Why we still need humans 

At this point, it might seem we should give up on the idea of human oversight. However, we should keep using humans, even when they are fallible. Drawing on my background in cognitive science, I argue that even mistaken human feedback provides useful signals for us to interpret what humans truly want when we take into account common human biases or propensities for error.  

Overview of my research 

How do we deal with the fact that humans can make mistakes when giving feedback – whether because of a quick slip of the tongue or because we believed something about the world that was not precisely true? In my research, I focus on how to best use human feedback despite the possibility of errors, to align the behaviours of artificial intelligence and robots.  

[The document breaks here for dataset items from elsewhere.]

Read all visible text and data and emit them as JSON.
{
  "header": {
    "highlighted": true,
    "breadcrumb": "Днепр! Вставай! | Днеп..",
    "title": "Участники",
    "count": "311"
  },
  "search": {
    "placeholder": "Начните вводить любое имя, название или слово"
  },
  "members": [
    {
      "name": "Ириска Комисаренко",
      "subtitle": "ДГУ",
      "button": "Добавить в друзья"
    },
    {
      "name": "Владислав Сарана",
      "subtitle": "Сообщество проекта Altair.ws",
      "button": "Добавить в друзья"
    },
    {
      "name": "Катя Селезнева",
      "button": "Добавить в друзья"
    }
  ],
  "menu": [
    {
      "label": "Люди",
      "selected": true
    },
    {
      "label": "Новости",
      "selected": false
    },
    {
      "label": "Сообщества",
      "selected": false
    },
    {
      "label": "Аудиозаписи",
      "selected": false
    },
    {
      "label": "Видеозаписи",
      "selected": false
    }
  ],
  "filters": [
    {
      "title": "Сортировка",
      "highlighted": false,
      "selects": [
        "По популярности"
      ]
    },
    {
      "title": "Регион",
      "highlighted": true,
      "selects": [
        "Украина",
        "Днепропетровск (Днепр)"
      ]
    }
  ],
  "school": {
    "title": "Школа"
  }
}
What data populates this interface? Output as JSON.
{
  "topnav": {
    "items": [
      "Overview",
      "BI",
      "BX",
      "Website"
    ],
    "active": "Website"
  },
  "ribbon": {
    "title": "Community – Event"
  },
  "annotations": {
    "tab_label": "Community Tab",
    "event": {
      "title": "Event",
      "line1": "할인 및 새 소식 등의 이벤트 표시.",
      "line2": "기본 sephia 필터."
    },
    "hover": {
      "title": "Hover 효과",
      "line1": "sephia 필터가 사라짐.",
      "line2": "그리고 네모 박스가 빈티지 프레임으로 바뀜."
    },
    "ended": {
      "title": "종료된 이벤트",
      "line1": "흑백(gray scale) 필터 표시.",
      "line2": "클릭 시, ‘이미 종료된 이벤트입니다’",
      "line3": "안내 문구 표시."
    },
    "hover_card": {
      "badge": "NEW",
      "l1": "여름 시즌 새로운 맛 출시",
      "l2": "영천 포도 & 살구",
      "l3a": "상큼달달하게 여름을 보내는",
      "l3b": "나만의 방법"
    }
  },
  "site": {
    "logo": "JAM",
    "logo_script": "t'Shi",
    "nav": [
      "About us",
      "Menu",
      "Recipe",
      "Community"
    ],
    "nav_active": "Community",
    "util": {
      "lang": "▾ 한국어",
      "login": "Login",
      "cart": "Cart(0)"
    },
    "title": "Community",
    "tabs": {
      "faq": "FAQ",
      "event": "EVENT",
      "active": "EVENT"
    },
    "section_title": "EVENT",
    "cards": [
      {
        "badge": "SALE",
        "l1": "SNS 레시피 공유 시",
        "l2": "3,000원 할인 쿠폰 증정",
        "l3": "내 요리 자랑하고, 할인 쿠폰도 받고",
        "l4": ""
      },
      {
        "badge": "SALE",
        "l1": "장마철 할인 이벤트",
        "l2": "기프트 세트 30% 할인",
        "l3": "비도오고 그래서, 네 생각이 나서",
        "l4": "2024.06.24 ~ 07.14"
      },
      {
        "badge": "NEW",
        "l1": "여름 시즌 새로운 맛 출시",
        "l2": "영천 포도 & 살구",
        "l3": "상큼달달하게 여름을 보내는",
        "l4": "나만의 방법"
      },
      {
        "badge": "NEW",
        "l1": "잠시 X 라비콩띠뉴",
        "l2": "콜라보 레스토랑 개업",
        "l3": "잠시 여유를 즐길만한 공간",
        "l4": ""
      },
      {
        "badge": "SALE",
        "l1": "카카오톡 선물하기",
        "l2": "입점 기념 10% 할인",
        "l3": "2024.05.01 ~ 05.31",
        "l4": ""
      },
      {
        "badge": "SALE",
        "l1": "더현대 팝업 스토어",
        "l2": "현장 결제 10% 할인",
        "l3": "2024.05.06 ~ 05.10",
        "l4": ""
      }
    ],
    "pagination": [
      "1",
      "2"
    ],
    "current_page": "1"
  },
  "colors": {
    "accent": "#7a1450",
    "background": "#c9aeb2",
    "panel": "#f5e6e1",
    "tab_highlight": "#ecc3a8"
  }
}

One project we are working on is trying to make a robot comply with the user’s intention rather than purely relying on their spoken words. If a human error is suspected, we use LLMs that encode common sense preferences of what is the most likely alternative, and can check with the user to determine what they actually wanted. For example,  

  • If you say 'get me the tomato' but there are no tomatoes in the house, the robot could ask if you’d like a similar ingredient instead 
  • If you say 'put those dishes in the dishwasher' but some are clearly not dishwasher-safe, it could double-check before acting 

This approach lets us recover from instructions that are impossible, risky, or inconsistent with the user’s likely goals - all without ignoring the human’s feedback in the process. 

Looking to the future 

To build a future where humans can work naturally with AI, we need to know how to deal with situations where humans make errors in well-intentioned requests. This is key to avoid robots becoming like genies unhelpfully granting wishes, or like Dionysus with King Midas – only obeying the strict wording of the instruction and tragically disregarding the intention behind it.  

Our goal is to get the most out of every bit of feedback, even when it’s imperfect. Discarding 'bad' feedback wastes opportunities to learn more about human preferences. Ignoring humans entirely creates systems that may act in ways we never intended. So we must design AI that can handle our occasional slips of the tongue and still deliver what we meant.